The second cast of Knife Edge Two Piece is located in Abingdon Street Gardens, also known as College Green, opposite the Palace of Westminster in London. In 1965 Whitney Straight, the chairman of the Contemporary Art Society, wrote to Charles Pannell MP, the Minister of State for Public Buildings and Works to tell him that the society was "considering the possibility of ‘making a gift of a substantial work of art to be erected at some suitable site in London". The Contemporary Art Society met with Henry Moore to discuss their proposal and Moore subsequently chose the site at Abingdon Street Gardens for the sculpture. Moore waived his usual fee, and the Contemporary Art Society paid for the cost of the casting. The sculpture was unveiled by Robert Mellish, the Minister of Public Building and Works, on 1 September 1967.

Moore liked the site so much that he did not even visit an alternative site in Hyde Park; he felt that the sculpture might have been lost in such a big park, recalling an experience he had trying to find the sculpture Riva by Jacob Epstein in the park. He welcomed the fact that the sculpture would be next to a public path and would have seating nearby to allow contemplation, and compared the gardens favourably with the setting for Hubert Le Sueur’s equestrian statue of Charles I at Charing Cross, "which, in order to look at closely and appreciate in detail, you have to risk your life in crossing a maze of traffic". The siting of the sculpture was disliked by some, with Neil Marten MP asking Parliament why "this lovely part of Westminster should be littered with something that looks like a crashed unidentified flying object."

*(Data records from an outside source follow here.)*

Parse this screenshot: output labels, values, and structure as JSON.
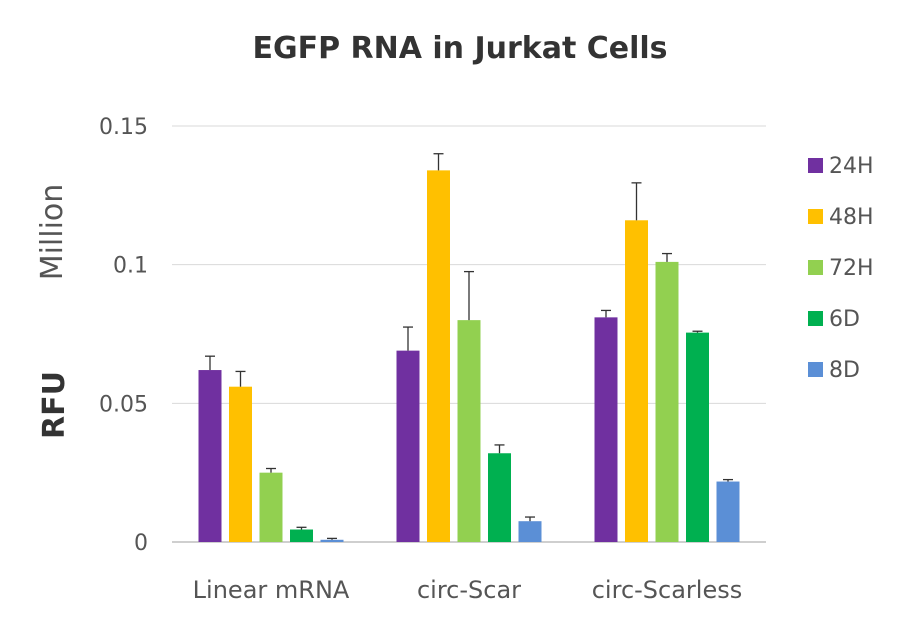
{
  "chart_data": {
    "type": "bar",
    "title": "EGFP RNA in Jurkat Cells",
    "ylabel_unit": "Million",
    "ylabel": "RFU",
    "categories": [
      "Linear mRNA",
      "circ-Scar",
      "circ-Scarless"
    ],
    "ylim": [
      0,
      0.15
    ],
    "yticks": [
      0,
      0.05,
      0.1,
      0.15
    ],
    "ytick_labels": [
      "0",
      "0.05",
      "0.1",
      "0.15"
    ],
    "grid": true,
    "legend_position": "right",
    "series": [
      {
        "name": "24H",
        "color": "#7030a0",
        "values": [
          0.062,
          0.069,
          0.081
        ],
        "errors": [
          0.005,
          0.0085,
          0.0025
        ]
      },
      {
        "name": "48H",
        "color": "#ffc000",
        "values": [
          0.056,
          0.134,
          0.116
        ],
        "errors": [
          0.0055,
          0.006,
          0.0135
        ]
      },
      {
        "name": "72H",
        "color": "#92d050",
        "values": [
          0.025,
          0.08,
          0.101
        ],
        "errors": [
          0.0015,
          0.0175,
          0.003
        ]
      },
      {
        "name": "6D",
        "color": "#00b050",
        "values": [
          0.0045,
          0.032,
          0.0755
        ],
        "errors": [
          0.0008,
          0.003,
          0.0005
        ]
      },
      {
        "name": "8D",
        "color": "#5b8fd6",
        "values": [
          0.0008,
          0.0075,
          0.0218
        ],
        "errors": [
          0.0005,
          0.0015,
          0.0007
        ]
      }
    ]
  }
}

Moore believed he had donated the work to the City of London, but the Henry Moore Foundation believed it was owned by the City of Westminster, and its delivery was accepted by the Ministry of Public Building and Works. The land where it is situated was a bombsite in the Second World War, and is owned by the Parliamentary Estate; Westminster City Council operates a car park underneath. The sculpture was moved and placed on a plinth in 1969. No formal arrangements were ever made for the ownership and care of Knife Edge Two Piece, and it fell into a state of disrepair. Though it is worth an estimated £5m, no conservation work ever took place on the sculpture, and its ownership was unresolved until the House of Commons agreed to take responsibility for it. Knife Edge Two Piece entered the Parliamentary Art Collection in 2011. It was granted a Grade II* listing in January 2016.

===Restoration===

16 minute documentary video from UK Parliament about the House of Commons project to conserve the sculpture.

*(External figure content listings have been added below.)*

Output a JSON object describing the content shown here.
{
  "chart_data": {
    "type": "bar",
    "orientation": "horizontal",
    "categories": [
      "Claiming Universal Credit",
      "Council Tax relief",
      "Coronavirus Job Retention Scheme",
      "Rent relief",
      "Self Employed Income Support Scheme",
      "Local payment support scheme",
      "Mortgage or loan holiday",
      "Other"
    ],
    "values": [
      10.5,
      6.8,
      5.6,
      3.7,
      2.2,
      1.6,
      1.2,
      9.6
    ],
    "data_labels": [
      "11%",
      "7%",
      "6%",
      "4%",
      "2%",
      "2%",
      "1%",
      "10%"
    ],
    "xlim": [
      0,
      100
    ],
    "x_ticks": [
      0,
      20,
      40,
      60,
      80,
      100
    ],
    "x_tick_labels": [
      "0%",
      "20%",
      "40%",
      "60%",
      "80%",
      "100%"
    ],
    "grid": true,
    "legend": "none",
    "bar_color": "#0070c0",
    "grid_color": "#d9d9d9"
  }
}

The Chair of the House of Commons Works of Art Committee, Frank Doran MP, had been concerned by the appearance of the sculpture and enquired of the Minister for Culture, Communications and Creative Industries, Ed Vaizey MP, what plans there were for its care and maintenance. Vaizey replied that the House of Commons should take ownership of the statue and responsibility for its care. Vaizey subsequently described Knife Edge Two Piece as "one of the most televised works of art in London". Restoration work was originally planned to be completed in time for the 2012 Summer Olympics in London, but was not begun until February 2013.

Due to a lack of maintenance, the protective lacquer covering Knife Edge Two Piece degraded and exposed the surface of the sculpture to the elements. This resulted in oxidation of the bronze metal. Subsequent deterioration of the patination and years of graffiti scratched into the surface resulted in further corrosion. The conservation aimed to remove the remaining protective lacquer and surface dirt, and to remove the result of corrosion and oxidation from the sculpture, and take the surface back to the bare metal. Following the removal of graffiti the sculpture was repatinated to return it to its original colour. It was finally waxed with a weatherproof surface to protect it from future damage. The conservation work was undertaken by Rupert Harris Conservation, working in consultation with the Henry Moore Foundation. The cost of the conservation was £16,190, with £11,000 contributed by the Henry Moore Foundation.